Com a nova medida do governo Lula, as bolsas de mestrado e doutorado devem ter um reajuste de 40%: elas devem ficar com valores de 2.100 e 3.300 para mestrado e doutorado, respectivamente. Bolsas de pós-doutorado, de cerca de cinco mil reais, devem ter um reajuste menor, enquanto as bolsas de iniciação científica para o Ensino Médio podem mais que dobrar – atualmente, em alguns Institutos Federais, o valor chega a R$100. Durante a cerimônia, o governo afirmou que pretende dar o aumento em março, pagando janeiro retroativo. Não há previsão de novo valor para médicos residentes, cujos auxílios foram reajustados em 2022.
A Associação Nacional de Pós-Graduandos (ANPG) pedia um reajuste de 75% para todas as bolsas, na intenção de compensar as perdas com a inflação dos últimos anos. Apesar disso, comemorou o anúncio. De acordo com a entidade, desde 2013 o salário mínimo quase dobrou de valor, enquanto os auxílios continuaram os mesmos.
Com o anúncio do reajuste, Camila Fortes se emociona. Quem está na ponta da pesquisa científica desde 2018, como ela, ano em que ingressou como bolsista no mestrado, o momento é de resgatar a valorização da ciência no país. Jornalista formada pela Universidade Federal do Piauí (UFPI), decidiu estudar história, saúde e comunicação no Rio de Janeiro – uma das cidades com maior custo de vida do país – pela Fundação Oswaldo Cruz (Fiocruz) no Programa de Pós-Graduação em Informação e Comunicação em Saúde. “Se sustentar com esse valor da bolsa é ter a consciência de que isso influencia diretamente nas condições de trabalho do pesquisador”, destaca a pesquisadora, que também é piauiense. Atualmente, as bolsas não asseguram condições trabalhistas, como férias, licença maternidade ou qualquer outro benefício.

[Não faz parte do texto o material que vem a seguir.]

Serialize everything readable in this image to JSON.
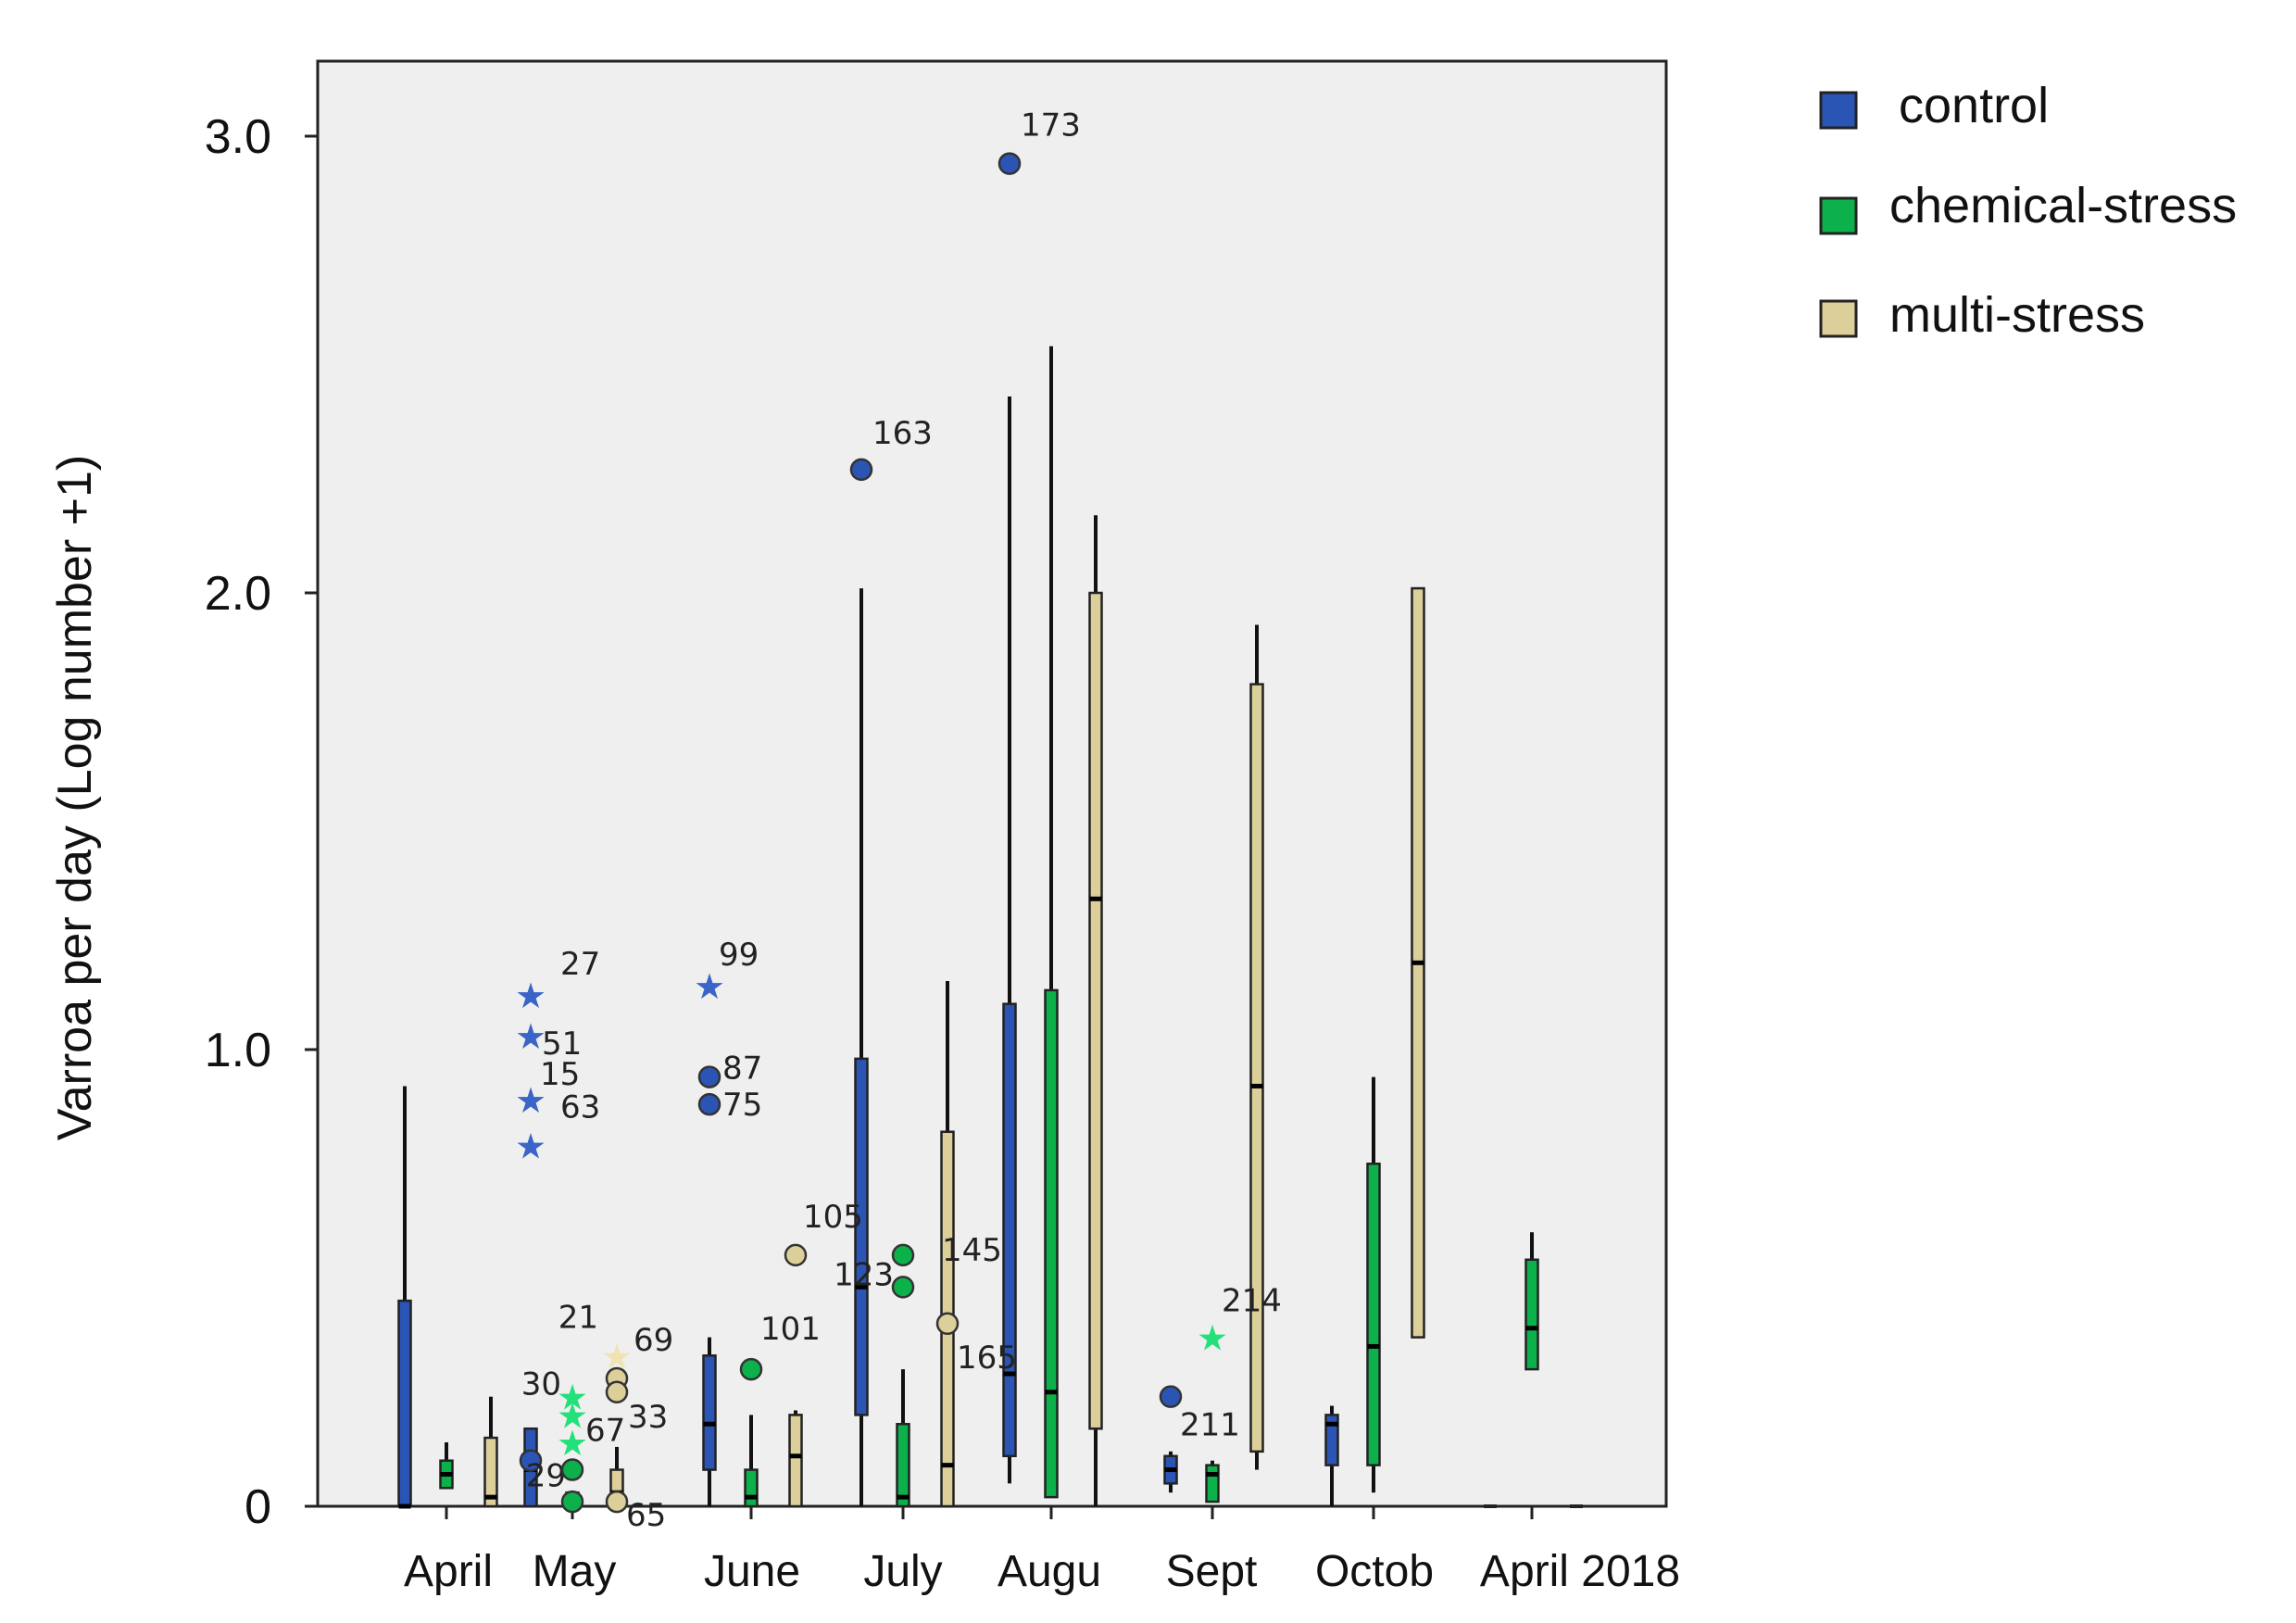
{
  "chart_data": {
    "type": "boxplot",
    "ylabel": "Varroa per day (Log number +1)",
    "xlabel": "",
    "ylim": [
      0,
      3.15
    ],
    "yticks": [
      {
        "value": 0,
        "label": "0"
      },
      {
        "value": 1,
        "label": "1.0"
      },
      {
        "value": 2,
        "label": "2.0"
      },
      {
        "value": 3,
        "label": "3.0"
      }
    ],
    "categories": [
      "April",
      "May",
      "June",
      "July",
      "Augu",
      "Sept",
      "Octob",
      "April 2018"
    ],
    "series": [
      {
        "name": "control",
        "color": "#2a55b5"
      },
      {
        "name": "chemical-stress",
        "color": "#0db14b"
      },
      {
        "name": "multi-stress",
        "color": "#dccf9a"
      }
    ],
    "boxes": [
      {
        "category": "April",
        "series": "control",
        "wl": 0,
        "q1": 0,
        "median": 0,
        "q3": 0.45,
        "wh": 0.92
      },
      {
        "category": "April",
        "series": "chemical-stress",
        "wl": 0.04,
        "q1": 0.04,
        "median": 0.07,
        "q3": 0.1,
        "wh": 0.14
      },
      {
        "category": "April",
        "series": "multi-stress",
        "wl": 0,
        "q1": 0,
        "median": 0.02,
        "q3": 0.15,
        "wh": 0.24
      },
      {
        "category": "May",
        "series": "control",
        "wl": 0,
        "q1": 0,
        "median": 0.08,
        "q3": 0.17,
        "wh": 0.17
      },
      {
        "category": "May",
        "series": "chemical-stress",
        "wl": 0,
        "q1": 0,
        "median": 0,
        "q3": 0.03,
        "wh": 0.03
      },
      {
        "category": "May",
        "series": "multi-stress",
        "wl": 0,
        "q1": 0,
        "median": 0.03,
        "q3": 0.08,
        "wh": 0.13
      },
      {
        "category": "June",
        "series": "control",
        "wl": 0,
        "q1": 0.08,
        "median": 0.18,
        "q3": 0.33,
        "wh": 0.37
      },
      {
        "category": "June",
        "series": "chemical-stress",
        "wl": 0,
        "q1": 0,
        "median": 0.02,
        "q3": 0.08,
        "wh": 0.2
      },
      {
        "category": "June",
        "series": "multi-stress",
        "wl": 0,
        "q1": 0,
        "median": 0.11,
        "q3": 0.2,
        "wh": 0.21
      },
      {
        "category": "July",
        "series": "control",
        "wl": 0,
        "q1": 0.2,
        "median": 0.48,
        "q3": 0.98,
        "wh": 2.01
      },
      {
        "category": "July",
        "series": "chemical-stress",
        "wl": 0,
        "q1": 0,
        "median": 0.02,
        "q3": 0.18,
        "wh": 0.3
      },
      {
        "category": "July",
        "series": "multi-stress",
        "wl": 0,
        "q1": 0,
        "median": 0.09,
        "q3": 0.82,
        "wh": 1.15
      },
      {
        "category": "Augu",
        "series": "control",
        "wl": 0.05,
        "q1": 0.11,
        "median": 0.29,
        "q3": 1.1,
        "wh": 2.43
      },
      {
        "category": "Augu",
        "series": "chemical-stress",
        "wl": 0.02,
        "q1": 0.02,
        "median": 0.25,
        "q3": 1.13,
        "wh": 2.54
      },
      {
        "category": "Augu",
        "series": "multi-stress",
        "wl": 0,
        "q1": 0.17,
        "median": 1.33,
        "q3": 2.0,
        "wh": 2.17
      },
      {
        "category": "Sept",
        "series": "control",
        "wl": 0.03,
        "q1": 0.05,
        "median": 0.08,
        "q3": 0.11,
        "wh": 0.12
      },
      {
        "category": "Sept",
        "series": "chemical-stress",
        "wl": 0.01,
        "q1": 0.01,
        "median": 0.07,
        "q3": 0.09,
        "wh": 0.1
      },
      {
        "category": "Sept",
        "series": "multi-stress",
        "wl": 0.08,
        "q1": 0.12,
        "median": 0.92,
        "q3": 1.8,
        "wh": 1.93
      },
      {
        "category": "Octob",
        "series": "control",
        "wl": 0,
        "q1": 0.09,
        "median": 0.18,
        "q3": 0.2,
        "wh": 0.22
      },
      {
        "category": "Octob",
        "series": "chemical-stress",
        "wl": 0.03,
        "q1": 0.09,
        "median": 0.35,
        "q3": 0.75,
        "wh": 0.94
      },
      {
        "category": "Octob",
        "series": "multi-stress",
        "wl": 0.37,
        "q1": 0.37,
        "median": 1.19,
        "q3": 2.01,
        "wh": 2.01
      },
      {
        "category": "April 2018",
        "series": "control",
        "wl": 0,
        "q1": 0,
        "median": 0,
        "q3": 0,
        "wh": 0
      },
      {
        "category": "April 2018",
        "series": "chemical-stress",
        "wl": 0.3,
        "q1": 0.3,
        "median": 0.39,
        "q3": 0.54,
        "wh": 0.6
      },
      {
        "category": "April 2018",
        "series": "multi-stress",
        "wl": 0,
        "q1": 0,
        "median": 0,
        "q3": 0,
        "wh": 0
      }
    ],
    "outliers": [
      {
        "category": "May",
        "series": "control",
        "kind": "extreme",
        "value": 1.12,
        "label": "27"
      },
      {
        "category": "May",
        "series": "control",
        "kind": "extreme",
        "value": 1.03,
        "label": "51"
      },
      {
        "category": "May",
        "series": "control",
        "kind": "extreme",
        "value": 0.89,
        "label": "15"
      },
      {
        "category": "May",
        "series": "control",
        "kind": "extreme",
        "value": 0.79,
        "label": "63"
      },
      {
        "category": "May",
        "series": "control",
        "kind": "outlier",
        "value": 0.1,
        "label": "29"
      },
      {
        "category": "May",
        "series": "chemical-stress",
        "kind": "extreme",
        "value": 0.24,
        "label": "30"
      },
      {
        "category": "May",
        "series": "chemical-stress",
        "kind": "extreme",
        "value": 0.2,
        "label": "67"
      },
      {
        "category": "May",
        "series": "chemical-stress",
        "kind": "extreme",
        "value": 0.14,
        "label": ""
      },
      {
        "category": "May",
        "series": "chemical-stress",
        "kind": "outlier",
        "value": 0.08,
        "label": ""
      },
      {
        "category": "May",
        "series": "chemical-stress",
        "kind": "outlier",
        "value": 0.01,
        "label": ""
      },
      {
        "category": "May",
        "series": "multi-stress",
        "kind": "extreme",
        "value": 0.33,
        "label": "21"
      },
      {
        "category": "May",
        "series": "multi-stress",
        "kind": "outlier",
        "value": 0.28,
        "label": "69"
      },
      {
        "category": "May",
        "series": "multi-stress",
        "kind": "outlier",
        "value": 0.25,
        "label": "33"
      },
      {
        "category": "May",
        "series": "multi-stress",
        "kind": "outlier",
        "value": 0.01,
        "label": "65"
      },
      {
        "category": "June",
        "series": "control",
        "kind": "extreme",
        "value": 1.14,
        "label": "99"
      },
      {
        "category": "June",
        "series": "control",
        "kind": "outlier",
        "value": 0.94,
        "label": "87"
      },
      {
        "category": "June",
        "series": "control",
        "kind": "outlier",
        "value": 0.88,
        "label": "75"
      },
      {
        "category": "June",
        "series": "chemical-stress",
        "kind": "outlier",
        "value": 0.3,
        "label": "101"
      },
      {
        "category": "June",
        "series": "multi-stress",
        "kind": "outlier",
        "value": 0.55,
        "label": "105"
      },
      {
        "category": "July",
        "series": "control",
        "kind": "outlier",
        "value": 2.27,
        "label": "163"
      },
      {
        "category": "July",
        "series": "chemical-stress",
        "kind": "outlier",
        "value": 0.55,
        "label": "145"
      },
      {
        "category": "July",
        "series": "chemical-stress",
        "kind": "outlier",
        "value": 0.48,
        "label": "123"
      },
      {
        "category": "July",
        "series": "multi-stress",
        "kind": "outlier",
        "value": 0.4,
        "label": "165"
      },
      {
        "category": "Augu",
        "series": "control",
        "kind": "outlier",
        "value": 2.94,
        "label": "173"
      },
      {
        "category": "Sept",
        "series": "control",
        "kind": "outlier",
        "value": 0.24,
        "label": "211"
      },
      {
        "category": "Sept",
        "series": "chemical-stress",
        "kind": "extreme",
        "value": 0.37,
        "label": "214"
      }
    ],
    "legend": [
      {
        "label": "control",
        "color": "#2a55b5"
      },
      {
        "label": "chemical-stress",
        "color": "#0db14b"
      },
      {
        "label": "multi-stress",
        "color": "#dccf9a"
      }
    ]
  }
}
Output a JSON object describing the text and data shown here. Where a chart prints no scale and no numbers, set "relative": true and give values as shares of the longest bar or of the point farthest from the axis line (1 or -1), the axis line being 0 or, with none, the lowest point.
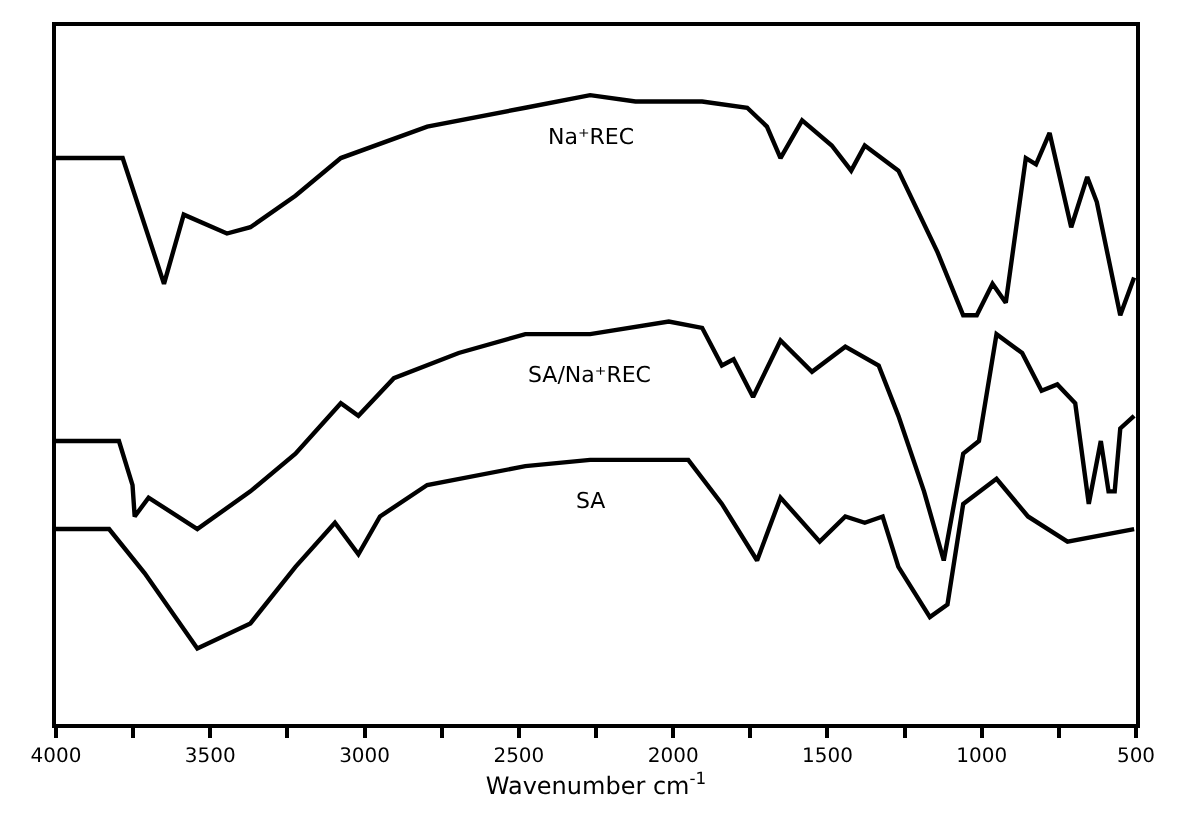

Os programas também costumam exigir dedicação exclusiva, impossibilitando que os pesquisadores incrementem a renda com outro trabalho.
Mesmo distante do adequado e exigido pelos estudantes, o anúncio do novo governo é um recado do compromisso com pesquisadores e professores. “Ainda há muito a se fazer, mas esse foi o primeiro passo de reconhecimento do esforço dos pesquisadores”, destaca Fortes. “Apesar de tudo, das situações mais adversas, do descaso, do silenciamento, ainda resistimos fazendo ciência de qualidade”, frisa a pesquisadora, se referindo aos últimos anos do governo Bolsonaro. Agora, para Cícera e Camila, as feridas deixadas pela gestão anterior na ciência do país devem começar a cicatrizar.